As the Government's lead economic advisor, the Treasury is impacted by the state of both the local and global economies. The world is in the midst of what will be a prolonged state of instability and risk. Existing global rules, standards and norms are under severe stress, and countries everywhere are trying to understand the new world and adapt to it. Economics is at the heart of this debate. People are re-examining economic assumptions that used to be taken for granted, or asking what the objective of economic policy should be, or even whether the economic growth that has occurred in the past 250 years was an historical anomaly that is now over. Factors such as these are putting new and significant pressure on policy advisors and on decision-makers.

As part of the Corporate Centre, the Treasury is impacted by the performance of the State sector at both a system and sector level. The performance of the system and government agencies has a direct impact on where the Treasury focuses its resources and what actions it takes. The Treasury needs to understand how the State sector is performing on the different dimensions of living standards and how New Zealanders value these different dimensions. It needs to understand any emerging social pressures and preferences and how they might impact on the performance of and expectations on the State sector. For example, technology is changing both how we work and how the public demands the State sector should work. However, it is not sufficient for the Treasury to simply understand how the State sector is performing. If the State sector or particular agencies within it are underperforming or not on track to deliver results then the Treasury needs to take action to address this.

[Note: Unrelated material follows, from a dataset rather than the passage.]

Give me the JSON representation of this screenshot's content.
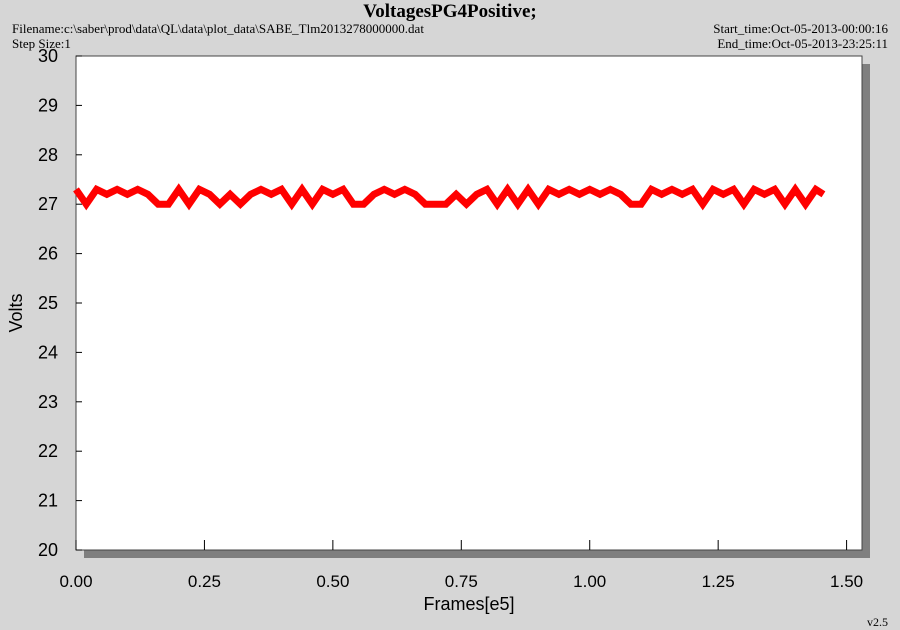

Finally, with all the foresight in the world there will be external factors that cannot be foreseen but could have a significant impact on the Treasury as an organisation. The Treasury needs to ensure it has adequate flexibility and agility to be able to respond to these unknowns as and when they arise. How we manage in a changeable operating environment is outlined further in our Enabling and Supporting a Higher Performing Treasury and Managing Risk sections.

Strategic opportunities

Key strategic opportunities include:

  • The Government is committed to transforming the State sector to deliver better public services for New Zealanders within tighter fiscal constraints. The Corporate Centre will lead and support this transformation.
  • The Treasury is becoming more effective in its financial management role – as part of an influential Corporate Centre – so that it can more systematically and rigorously measure and advise on lifting performance across the State sector.
  • The Treasury has begun to use the Living Standards Framework as a practical tool to assess the choices arising from its policy advice. The Treasury now needs to embed this tool throughout the organisation.
  • The Treasury has defined a shared set of values that underpin the way it works. It strives to be bold and innovative, passionate and ambitious, collaborative and challenging, and adaptable and focused. The Treasury needs to ensure that its people’s behaviour is consistently aligned with these values.

In addition to these opportunities the Treasury also faces the challenge of reducing baselines and increasing costs. Its challenge is to improve efficiency and productivity so that it can live within baselines while improving its level of service.

How we ensure we are an organisation that is responding to these opportunities and challenges is outlined in the Enabling and Supporting a Higher Performing Treasury section of this document.